Mahila Paksh
- Type: Newspaper
- Owner: Shrivastava family
- Editor-in-chief: Samnvy Kumar
- Membership fee: Two dollars and fifty cents per year
- Language: Hindi
- Headquarters: Gwalior, Madhya Pradesh, India
- City: Gwalior
- Country: India

= Mahila Paksh =

Newspaper in India

Mahila Paksh is an Indian women's newspaper published in Gwalior, Madhya Pradesh, in Hindi. It covers issues and subjects ranging from atrocities committed against women to following their successes in different fields. It is published by the Shrivastava family. The paper operates through the creation of members, which it does through signing up people at a fee of two dollars and fifty cents per year.

The paper's quoted mission, as expressed by Samnvy Kumar, the chief editor of the newspaper: "Our main purpose is to create awareness in the women not about the social issues but awareness for the self.
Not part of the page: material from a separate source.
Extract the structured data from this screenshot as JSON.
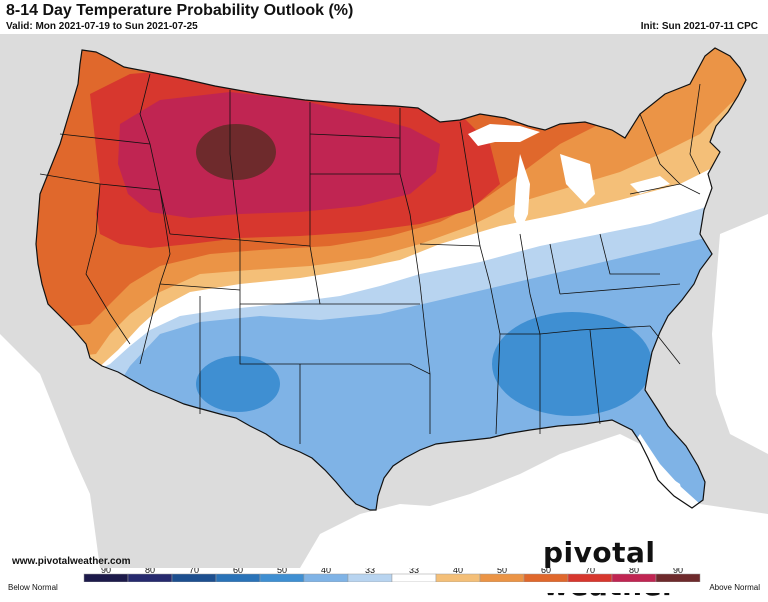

They don't understand themselves and realise their potential. We want them to recognise their potential, caliber and capability. They can take their own independent decisions."

The newspaper has women filing stories across India- but includes many stories that are compiled by poor and illiterate women who are relatively disenfranchised and generally prevented from speaking out about their perceptions or situations. The stories are published with the help of editors who write them down and who train the women in reportage.

Kanta Tomar, the State Commissioner on women's issues, also has only good things to say about the paper: "Mahila Paksh is a unique newspaper of Madhya Pradesh to bring forward various problems of women. Through the initiatives of this paper, we have got lot of help to carry out various activities in the region. The paper is doing a wonderful job in this male dominated society."

==Sources==

- India's First Women-centric paper. Asia News International, 2007.
- Klein, Lauren D. September 30, 2007. India Paper Taps Marginalized Women as Reporters.
- Khullar, Mridu and Bob Garfield. May 4, 2007. Writing for Their Rights. On the Media: National Public Radio.